• (bkz: live)
    (bkz: canli canli)
  • animasyon (cizgi veya dijital) olmayan film.
  • türkçesi canlı aksiyon olan sinema terimi.
  • hayatımda gördüğüm en saçma uygulama live-action denen nanedir. bunu sadece yakın zamanda yapılan death note yada ghost in the shell için söylemiyorum. maalesef japon kardeşlerimiz de live action yaparken kötü işler çıkarıyorlar. bunun sektör ve zihniyetle alakası yok yani. şimdi size bu entry'de live action'ın neden asla yapılmaması gerektiğini anlatacağım.

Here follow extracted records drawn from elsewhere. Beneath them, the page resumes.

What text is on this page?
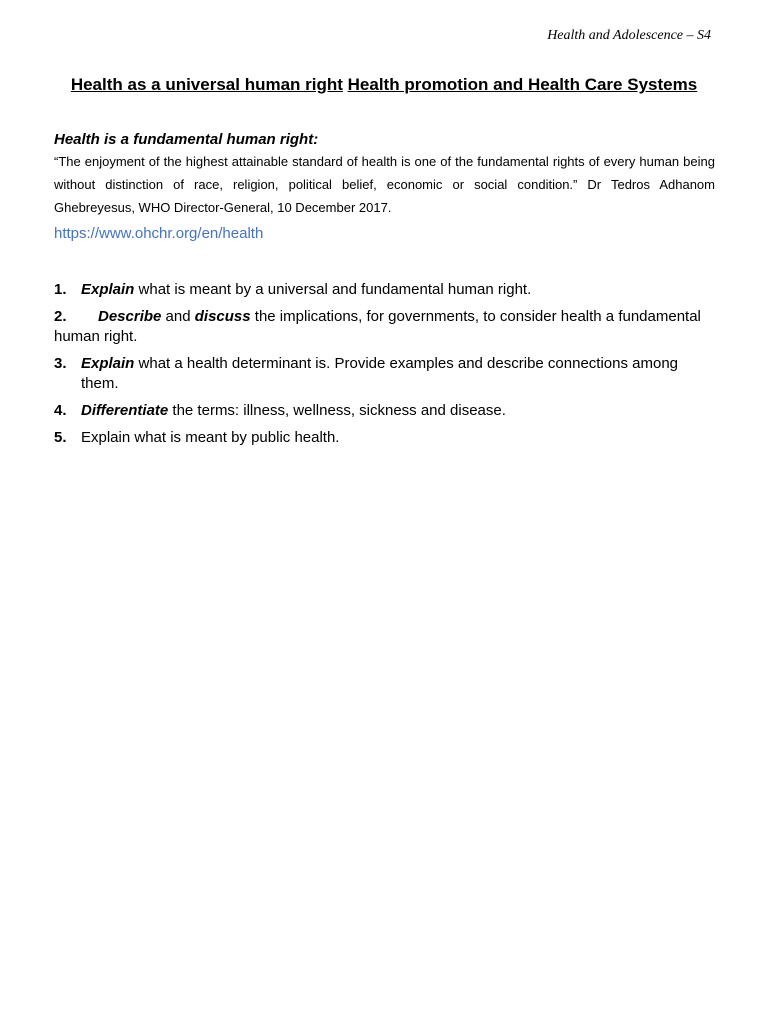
Health and Adolescence – S4
Health as a universal human right Health promotion and Health Care Systems
Health is a fundamental human right:

“The enjoyment of the highest attainable standard of health is one of the fundamental rights of every human being without distinction of race, religion, political belief, economic or social condition.” Dr Tedros Adhanom Ghebreyesus, WHO Director-General, 10 December 2017.

https://www.ohchr.org/en/health
1. Explain what is meant by a universal and fundamental human right.
2. Describe and discuss the implications, for governments, to consider health a fundamental human right.
3. Explain what a health determinant is. Provide examples and describe connections among them.
4. Differentiate the terms: illness, wellness, sickness and disease.
5. Explain what is meant by public health.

    live action'ın en kötü örnekleri genelde animelerden uyarlanıyor. o yüzden bu alandaki örneklerle ilerleyeceğiz. aslında manga yada animeleri kullanmak bir yere kadar mantıklı bir düşünce. çünkü çok fazla manga ve anime üretildiği için ortamın bir yaratıcılık cenneti olduğu düşünülebilir. en zayıf manga sitesine bile girseniz bine yakın seri olduğunu görebilirsiniz. bunların kiminde çok iyi kıvılcımlar olsa da bir çoğu da saçma sapan şeylerdir. bu durumu da kabul etmek lazım.

    şimdi bir anime yada manga hikayesi oluşturulurken yazar size der ki bir formülüm var. o da a+b+c+d+e=100. işte a karakterler, b atmosfer, c olay örgüsü, d çatışma gibi örneklendirebiliriz bunları. 100'de ortaya çıkan üründür. siz de izleyici olarak bu formülü sever ve kabul edersiniz. ancak bu animeler live-action'a çevrilirken şu yapılıyor. siz ilk üreticinin değil başka birinin yorumunu izliyorsunuz. yani ortaya çıkan şey artık 100 değil 60 falan. 0'dan yüz aralığında bir şey belki ama aynı şey değil.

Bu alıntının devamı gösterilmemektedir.